The Brockley Jack’s commitment to giving a platform to exciting new work under the artistic direction of Kate Bannister cannot be ignored.Pool is one of a number of pieces of new writing in the theatre’s Write Now Festival. It is everything Fringe theatre can achieve and more.
Darren Beaumont as Rob provides the soul of this show. His character is a beautifully observed portrait of a man on the periphery of society and perhaps the edge of his sanity. He lives so vividly within the character it feels as if Rob could have been written for him. The gentle rhythms of life poolside are shattered as Blair’s reforms threaten to close the institution. Rob is not going down without a fight and the play reaches its climax during a rather surreal rain dance. With one of the most detailed sets in a Fringe venue I have ever seen and delicate performances we assume that Pool is a macrocosmic Kitchen Sink drama, but these expectations are subverted with the arrival of Rob’s deceased father played with presence by Alan Booty who seems to hover over the water. With ripple lighting effects the strong realism built up throughout the rest of the play melts away as they begin a duologue that provides the highlight of the evening.

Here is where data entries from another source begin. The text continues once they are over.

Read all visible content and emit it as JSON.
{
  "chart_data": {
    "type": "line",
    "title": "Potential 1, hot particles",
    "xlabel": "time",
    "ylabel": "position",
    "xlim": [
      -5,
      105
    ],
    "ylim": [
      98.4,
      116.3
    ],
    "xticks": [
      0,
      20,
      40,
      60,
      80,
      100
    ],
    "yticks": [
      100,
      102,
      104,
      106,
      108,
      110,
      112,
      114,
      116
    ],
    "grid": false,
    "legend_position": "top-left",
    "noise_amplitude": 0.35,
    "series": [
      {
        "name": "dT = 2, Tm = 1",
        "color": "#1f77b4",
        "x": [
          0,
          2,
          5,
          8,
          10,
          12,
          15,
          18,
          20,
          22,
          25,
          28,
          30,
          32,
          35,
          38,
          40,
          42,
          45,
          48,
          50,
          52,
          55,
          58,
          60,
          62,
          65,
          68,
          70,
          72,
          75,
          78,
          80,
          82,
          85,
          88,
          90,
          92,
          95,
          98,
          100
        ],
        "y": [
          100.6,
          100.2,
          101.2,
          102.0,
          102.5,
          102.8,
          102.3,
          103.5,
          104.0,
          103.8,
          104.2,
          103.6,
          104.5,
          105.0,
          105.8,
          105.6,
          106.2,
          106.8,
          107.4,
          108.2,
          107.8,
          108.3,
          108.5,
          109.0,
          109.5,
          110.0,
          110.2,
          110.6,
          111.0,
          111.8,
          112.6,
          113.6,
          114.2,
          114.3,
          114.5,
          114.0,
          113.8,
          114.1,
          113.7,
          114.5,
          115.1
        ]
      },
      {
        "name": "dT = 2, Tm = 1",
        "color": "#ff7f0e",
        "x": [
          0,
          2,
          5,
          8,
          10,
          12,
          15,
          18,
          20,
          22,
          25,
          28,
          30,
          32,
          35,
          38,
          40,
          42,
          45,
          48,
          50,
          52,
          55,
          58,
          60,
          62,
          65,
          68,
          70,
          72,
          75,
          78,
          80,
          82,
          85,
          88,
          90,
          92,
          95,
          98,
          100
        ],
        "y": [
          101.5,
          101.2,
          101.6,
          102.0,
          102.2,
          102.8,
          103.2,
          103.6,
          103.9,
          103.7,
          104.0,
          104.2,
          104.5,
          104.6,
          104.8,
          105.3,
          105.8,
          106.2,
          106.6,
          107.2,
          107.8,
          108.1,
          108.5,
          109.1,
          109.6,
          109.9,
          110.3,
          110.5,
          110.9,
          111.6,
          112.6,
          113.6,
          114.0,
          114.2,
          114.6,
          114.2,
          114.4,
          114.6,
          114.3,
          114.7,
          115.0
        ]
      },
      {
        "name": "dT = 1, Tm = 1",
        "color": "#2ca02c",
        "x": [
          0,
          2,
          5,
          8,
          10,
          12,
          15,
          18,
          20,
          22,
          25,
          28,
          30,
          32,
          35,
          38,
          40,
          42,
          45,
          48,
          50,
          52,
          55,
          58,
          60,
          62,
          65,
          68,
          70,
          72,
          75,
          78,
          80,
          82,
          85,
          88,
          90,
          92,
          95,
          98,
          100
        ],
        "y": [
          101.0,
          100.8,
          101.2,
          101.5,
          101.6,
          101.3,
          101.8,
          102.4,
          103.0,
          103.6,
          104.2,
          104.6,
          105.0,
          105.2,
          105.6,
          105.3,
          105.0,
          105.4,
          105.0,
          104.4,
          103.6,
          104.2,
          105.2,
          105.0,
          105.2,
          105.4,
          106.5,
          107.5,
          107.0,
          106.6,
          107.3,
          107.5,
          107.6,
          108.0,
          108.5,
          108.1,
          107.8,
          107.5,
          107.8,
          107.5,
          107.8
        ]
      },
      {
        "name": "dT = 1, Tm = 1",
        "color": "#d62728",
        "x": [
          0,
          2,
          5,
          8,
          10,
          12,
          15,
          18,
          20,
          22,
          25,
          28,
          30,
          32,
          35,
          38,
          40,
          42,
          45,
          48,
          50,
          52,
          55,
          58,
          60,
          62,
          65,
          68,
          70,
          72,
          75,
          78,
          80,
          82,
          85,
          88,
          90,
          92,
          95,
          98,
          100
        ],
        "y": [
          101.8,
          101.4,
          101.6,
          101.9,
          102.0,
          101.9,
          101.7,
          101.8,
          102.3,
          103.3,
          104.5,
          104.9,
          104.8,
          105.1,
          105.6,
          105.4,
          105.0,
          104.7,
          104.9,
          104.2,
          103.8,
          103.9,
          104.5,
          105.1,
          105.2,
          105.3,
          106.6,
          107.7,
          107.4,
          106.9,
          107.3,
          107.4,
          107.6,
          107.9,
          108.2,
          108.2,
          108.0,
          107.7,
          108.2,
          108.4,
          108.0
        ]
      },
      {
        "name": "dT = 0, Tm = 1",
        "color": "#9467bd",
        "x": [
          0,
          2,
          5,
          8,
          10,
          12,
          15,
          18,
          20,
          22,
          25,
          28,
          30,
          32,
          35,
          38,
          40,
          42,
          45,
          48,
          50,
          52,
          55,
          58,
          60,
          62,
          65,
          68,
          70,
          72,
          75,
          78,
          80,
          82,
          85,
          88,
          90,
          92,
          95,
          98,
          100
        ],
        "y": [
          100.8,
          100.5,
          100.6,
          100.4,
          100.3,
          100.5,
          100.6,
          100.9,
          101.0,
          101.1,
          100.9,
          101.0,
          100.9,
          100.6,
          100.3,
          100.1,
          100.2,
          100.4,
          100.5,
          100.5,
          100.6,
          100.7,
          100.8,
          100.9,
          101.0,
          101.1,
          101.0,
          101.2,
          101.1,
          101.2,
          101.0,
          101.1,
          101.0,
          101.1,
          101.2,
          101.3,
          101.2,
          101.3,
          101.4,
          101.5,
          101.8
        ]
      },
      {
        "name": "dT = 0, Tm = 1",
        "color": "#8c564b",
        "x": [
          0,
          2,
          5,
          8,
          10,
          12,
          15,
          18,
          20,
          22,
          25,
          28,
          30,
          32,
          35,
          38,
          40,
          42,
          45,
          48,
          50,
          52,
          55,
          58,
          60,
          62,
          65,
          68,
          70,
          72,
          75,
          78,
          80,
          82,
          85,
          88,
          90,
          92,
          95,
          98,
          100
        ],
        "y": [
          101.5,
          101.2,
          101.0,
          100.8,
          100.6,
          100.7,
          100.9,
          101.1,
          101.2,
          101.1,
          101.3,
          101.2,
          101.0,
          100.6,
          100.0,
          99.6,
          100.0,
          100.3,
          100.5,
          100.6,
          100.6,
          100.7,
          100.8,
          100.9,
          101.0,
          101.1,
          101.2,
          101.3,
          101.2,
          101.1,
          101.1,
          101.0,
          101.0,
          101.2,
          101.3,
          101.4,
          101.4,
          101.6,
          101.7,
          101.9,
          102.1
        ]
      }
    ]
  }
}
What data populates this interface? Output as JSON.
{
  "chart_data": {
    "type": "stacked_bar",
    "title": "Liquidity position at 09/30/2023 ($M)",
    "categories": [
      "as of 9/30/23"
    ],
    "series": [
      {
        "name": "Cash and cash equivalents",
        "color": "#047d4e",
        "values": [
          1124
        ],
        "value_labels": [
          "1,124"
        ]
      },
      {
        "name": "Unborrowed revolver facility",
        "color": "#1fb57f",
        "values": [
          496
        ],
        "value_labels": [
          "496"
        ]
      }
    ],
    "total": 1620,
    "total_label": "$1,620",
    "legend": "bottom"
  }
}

There is strong work from the rest of the ensemble, especially Rachel Howells as the long-suffering, no nonsense Stephanie. Jonathon Kemp provides a suitably vile and purposefully homogenised sycophant, lost to the banalities of bureaucracy as he slithers up the greasy pole. The threat is established and all the Life guards must choose on which side of this picket fence to stand. Harvey seems to suggest that whenever there is change, there are always losers as well as potential winners. However whether you choose to be a victim or not is up to you. Rob, a man who has let himself be mocked and pushed about until he is sleeping rough on the deckchairs round Pool finally finds a purpose in life. Now committed to saving the pool, he begins to save himself, rectifying his fraying relationships and bolstering his self-worth. Beaumont’s physicality completely changes, he transforms from a hunched underdog into a heroic resistance fighter opening up his considerable wing span and commanding the space.
Strange that Tom Harvey chooses a Geordie to champion of a piece about South London. I worry he feels we South Londoners can’t be earnest the way straight-laced Northerners seem to be able to be. Well, I’ll try to rectify that. Pool grapples with issues of identity and hope but its story is familiar and human. It teaches us that a triumph is a triumph however comparatively small. It teaches us always to stand up for what for you believe in because the moment you fail is the moment you give up trying. Pool exposes a magic in the everyday if you only want to see it.